Over leugens, vuurspuwers en een mini-hogedrukreiniger
Over leugens, vuurspuwers en een mini-hogedrukreiniger
De Kerstvakantie loopt op zijn einde, het is zondagavond. Morgen weer naar school. Ik ga graag naar school, maar vakanties zijn leuker. Buiten is het koud, maar niet zo koud als vorig jaar rond deze tijd van het jaar, zegt mijn moeder, en zij kan het weten. Lang, lang geleden, toen mijn moeder nog jong was, waren de winters heel erg koud.
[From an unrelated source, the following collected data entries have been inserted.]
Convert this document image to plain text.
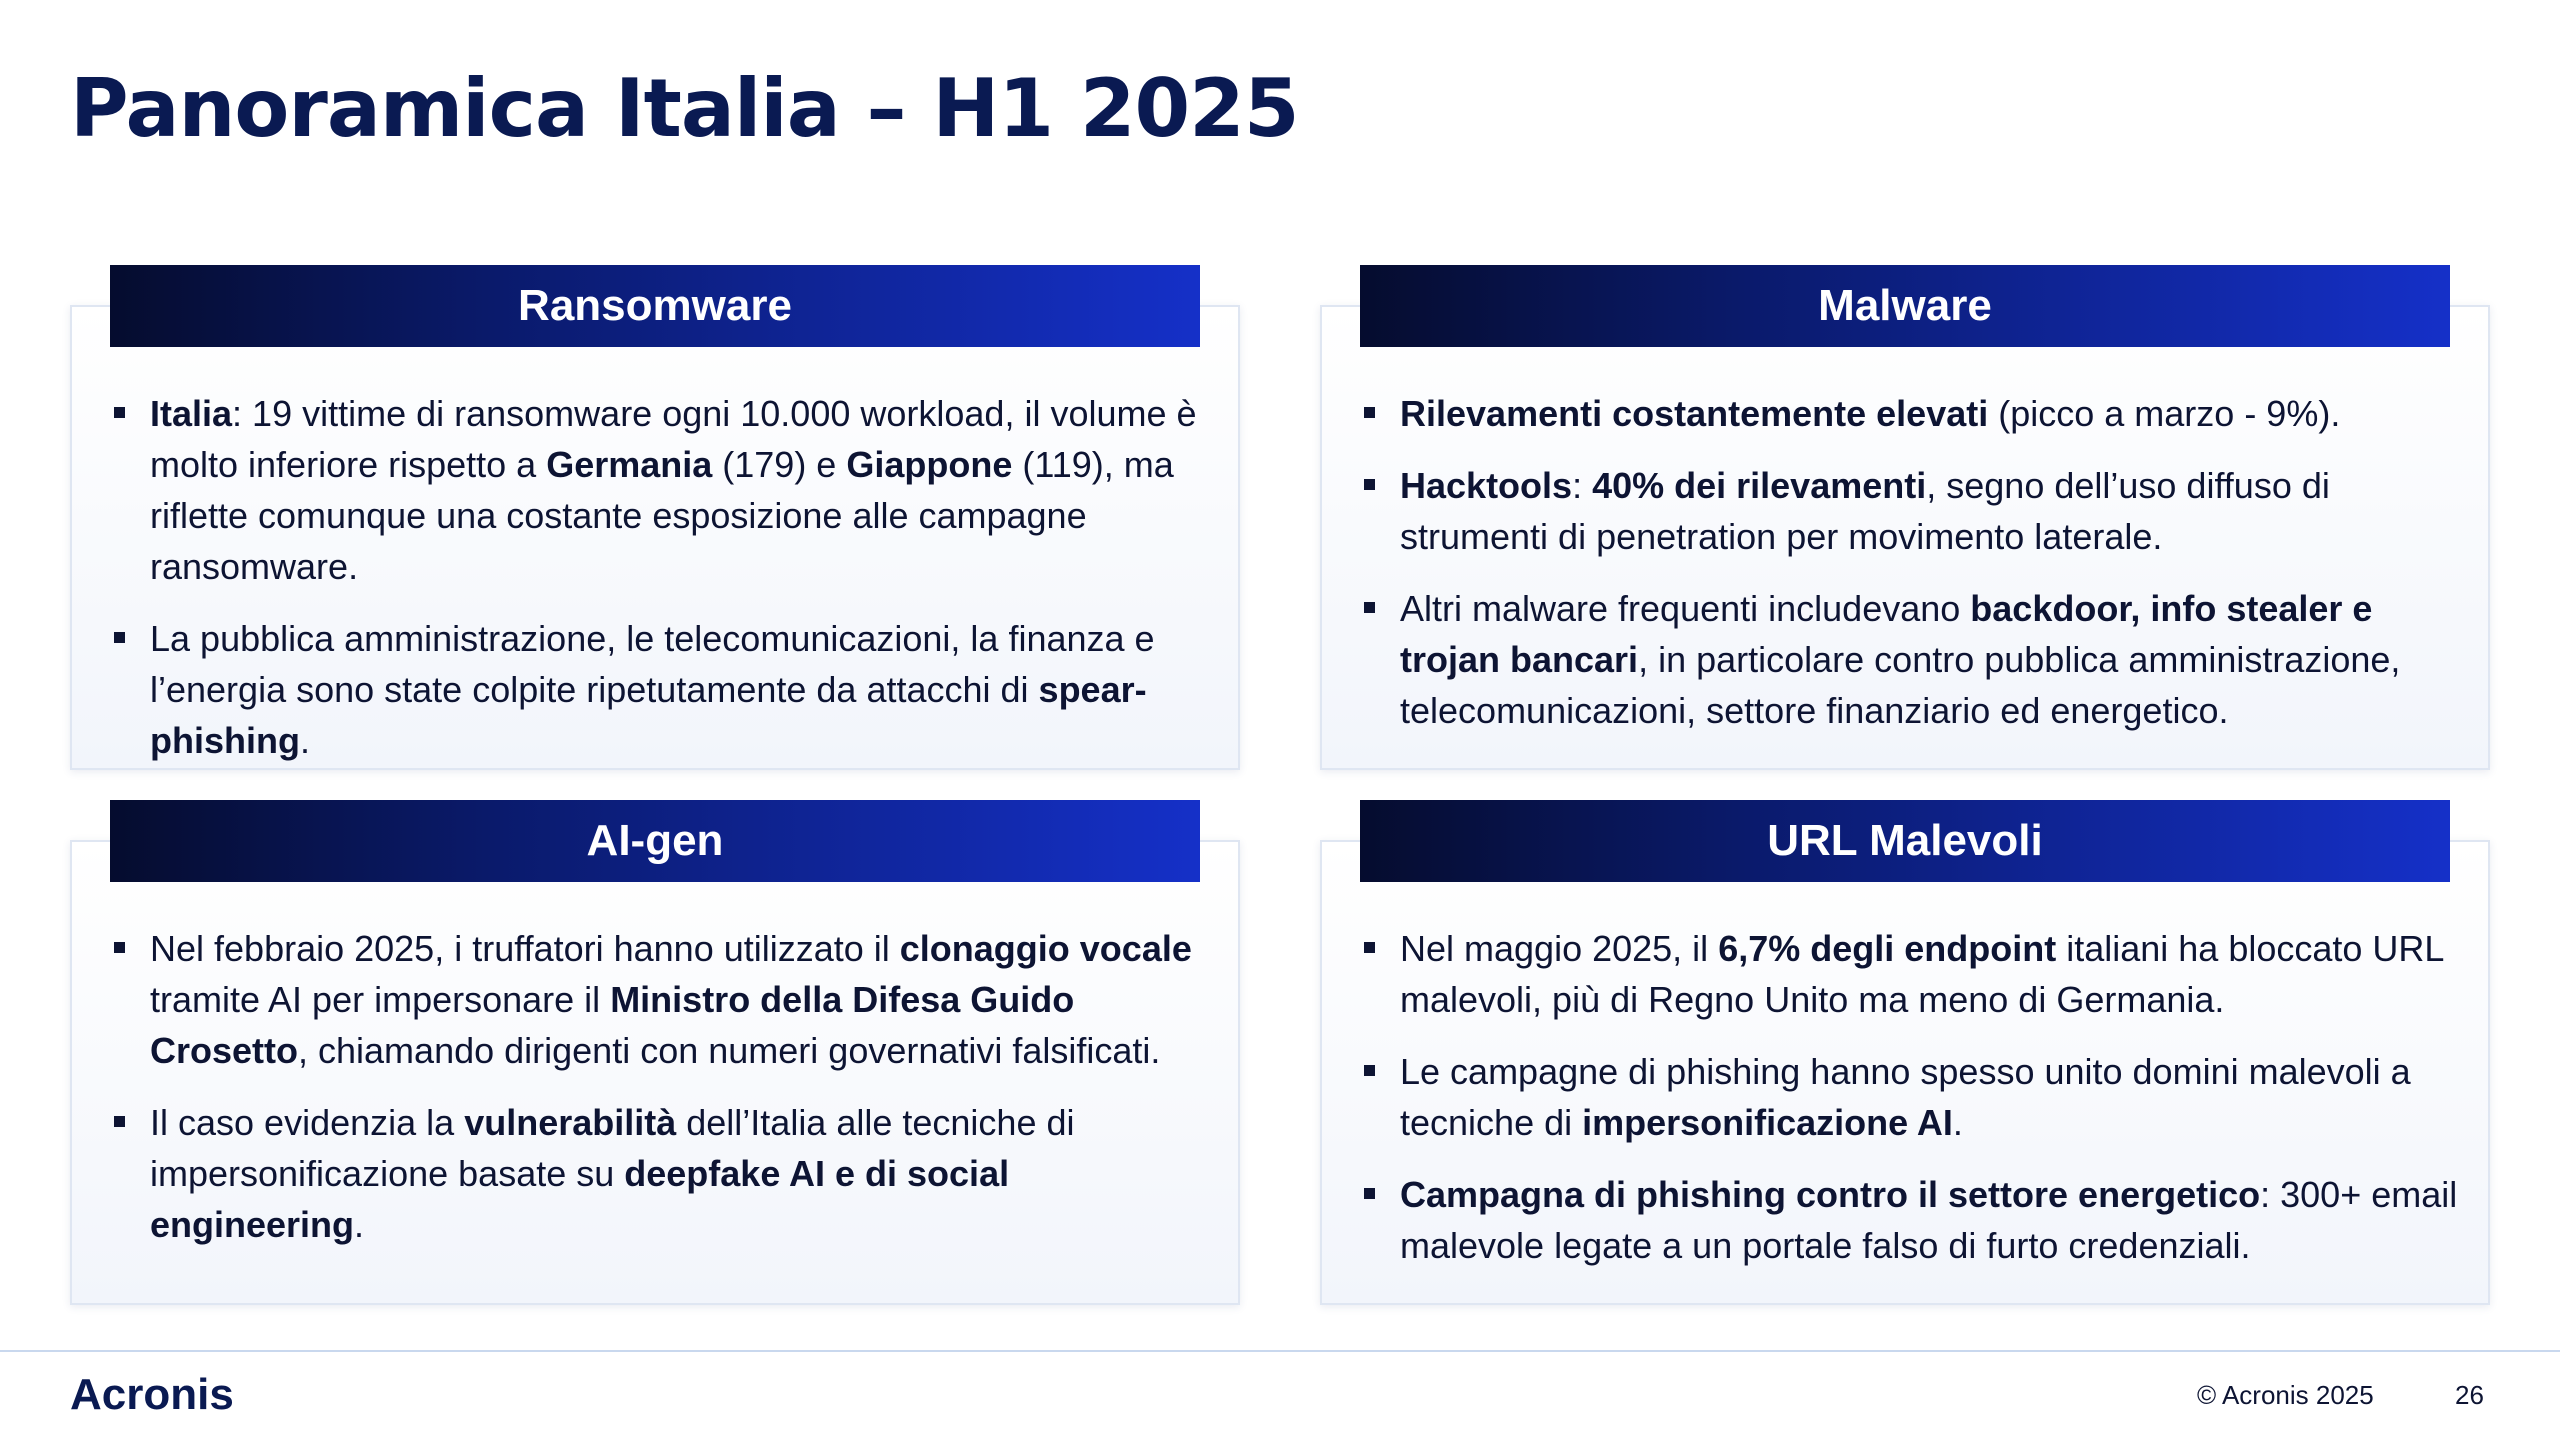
Panoramica Italia – H1 2025
Ransomware
Italia: 19 vittime di ransomware ogni 10.000 workload, il volume è molto inferiore rispetto a Germania (179) e Giappone (119), ma riflette comunque una costante esposizione alle campagne ransomware.
La pubblica amministrazione, le telecomunicazioni, la finanza e l’energia sono state colpite ripetutamente da attacchi di spear-phishing.
Malware
Rilevamenti costantemente elevati (picco a marzo - 9%).
Hacktools: 40% dei rilevamenti, segno dell’uso diffuso di strumenti di penetration per movimento laterale.
Altri malware frequenti includevano backdoor, info stealer e trojan bancari, in particolare contro pubblica amministrazione, telecomunicazioni, settore finanziario ed energetico.
AI-gen
Nel febbraio 2025, i truffatori hanno utilizzato il clonaggio vocale tramite AI per impersonare il Ministro della Difesa Guido Crosetto, chiamando dirigenti con numeri governativi falsificati.
Il caso evidenzia la vulnerabilità dell’Italia alle tecniche di impersonificazione basate su deepfake AI e di social engineering.
URL Malevoli
Nel maggio 2025, il 6,7% degli endpoint italiani ha bloccato URL malevoli, più di Regno Unito ma meno di Germania.
Le campagne di phishing hanno spesso unito domini malevoli a tecniche di impersonificazione AI.
Campagna di phishing contro il settore energetico: 300+ email malevole legate a un portale falso di furto credenziali.
Acronis	© Acronis 2025	26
Soms lag er wel dertig centimeter sneeuw die een hele tijd bleef liggen, omdat het zo koud was. Het vroor toen stenen uit de grond, vertelt mijn moeder. Ik geloof haar, mijn moeder liegt nooit. Of als zij toch zou liegen, kan zij dat goed verbergen. Ik niet. Als ik lieg, heeft mijn moeder het onmiddellijk door. Kijk in mijn ogen, zegt ze dan, en ik val door de mand. Bij wijze van spreken, ik val niet echt door een mand. Zo denk ik ook dat stenen niet echt uit de grond kunnen vriezen, al weet je maar nooit. Soms vraag ik me af of mijn vader wel eens liegt. Ik vroeg het hem een keer, op de man af. Hij gaf geen antwoord, maar kaatste de bal terug: jij doet dat ook, maar we praten daar niet over. Daar stond ik dan, met de bal terug in mijn kamp, maar mijn mond vol tanden.
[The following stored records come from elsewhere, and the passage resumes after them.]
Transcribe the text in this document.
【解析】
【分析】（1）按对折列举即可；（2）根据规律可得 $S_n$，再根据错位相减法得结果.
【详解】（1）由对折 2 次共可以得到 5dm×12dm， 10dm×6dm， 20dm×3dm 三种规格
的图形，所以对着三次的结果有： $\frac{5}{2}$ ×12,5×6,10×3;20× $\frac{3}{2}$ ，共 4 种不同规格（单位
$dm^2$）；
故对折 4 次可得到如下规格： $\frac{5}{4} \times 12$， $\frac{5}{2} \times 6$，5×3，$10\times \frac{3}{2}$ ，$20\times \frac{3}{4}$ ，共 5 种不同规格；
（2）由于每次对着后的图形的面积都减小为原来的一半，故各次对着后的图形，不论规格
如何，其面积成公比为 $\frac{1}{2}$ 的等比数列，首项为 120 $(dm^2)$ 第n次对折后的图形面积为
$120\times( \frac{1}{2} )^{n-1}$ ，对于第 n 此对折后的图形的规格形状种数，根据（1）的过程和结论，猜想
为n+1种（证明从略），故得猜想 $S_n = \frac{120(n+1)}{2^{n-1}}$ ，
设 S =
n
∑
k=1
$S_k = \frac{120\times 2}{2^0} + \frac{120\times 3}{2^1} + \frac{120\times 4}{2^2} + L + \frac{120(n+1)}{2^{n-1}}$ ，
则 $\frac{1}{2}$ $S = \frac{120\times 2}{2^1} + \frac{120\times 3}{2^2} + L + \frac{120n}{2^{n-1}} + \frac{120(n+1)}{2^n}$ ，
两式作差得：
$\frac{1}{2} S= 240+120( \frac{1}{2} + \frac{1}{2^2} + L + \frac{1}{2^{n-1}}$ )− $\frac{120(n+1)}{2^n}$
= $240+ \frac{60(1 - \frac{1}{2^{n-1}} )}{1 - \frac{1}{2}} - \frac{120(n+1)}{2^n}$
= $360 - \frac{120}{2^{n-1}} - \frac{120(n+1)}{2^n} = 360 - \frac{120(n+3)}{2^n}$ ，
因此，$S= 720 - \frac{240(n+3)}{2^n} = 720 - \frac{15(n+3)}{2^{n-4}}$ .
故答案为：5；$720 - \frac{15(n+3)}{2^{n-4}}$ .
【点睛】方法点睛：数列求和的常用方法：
De vakantie was één groot feest. Hoeveel pakjes ik heb gekregen? Geen idee, ik ben de tel kwijt geraakt. Dat gebeurt me niet vaak, want ik ben een kei in rekenen. We hebben heel wat uitstapjes gemaakt. Naar Zeeland en naar het circus.
Aan zee zagen we zeekoeien en suikerwolken. Zeekoeien zijn koeien op een wei met uitzicht op zee. Ze kijken even dom uit hun ogen als andere koeien. Suikerwolken zijn wolken die eruit zien als een suikerspin. Daar zou ik wel eens van willen proeven.
Op het strand zagen we een rare man. Hij zat, goed ingeduffeld, op een strandstoel en keek omhoog door een grote verrekijker. Wie is dat, vroeg ik aan mijn grote broer. Hij moest er niet over nadenken: da’s de vliegtuigspotter. Lacht hij vliegtuigen uit? vroeg ik. Mijn broer klapte dubbel van het lachen.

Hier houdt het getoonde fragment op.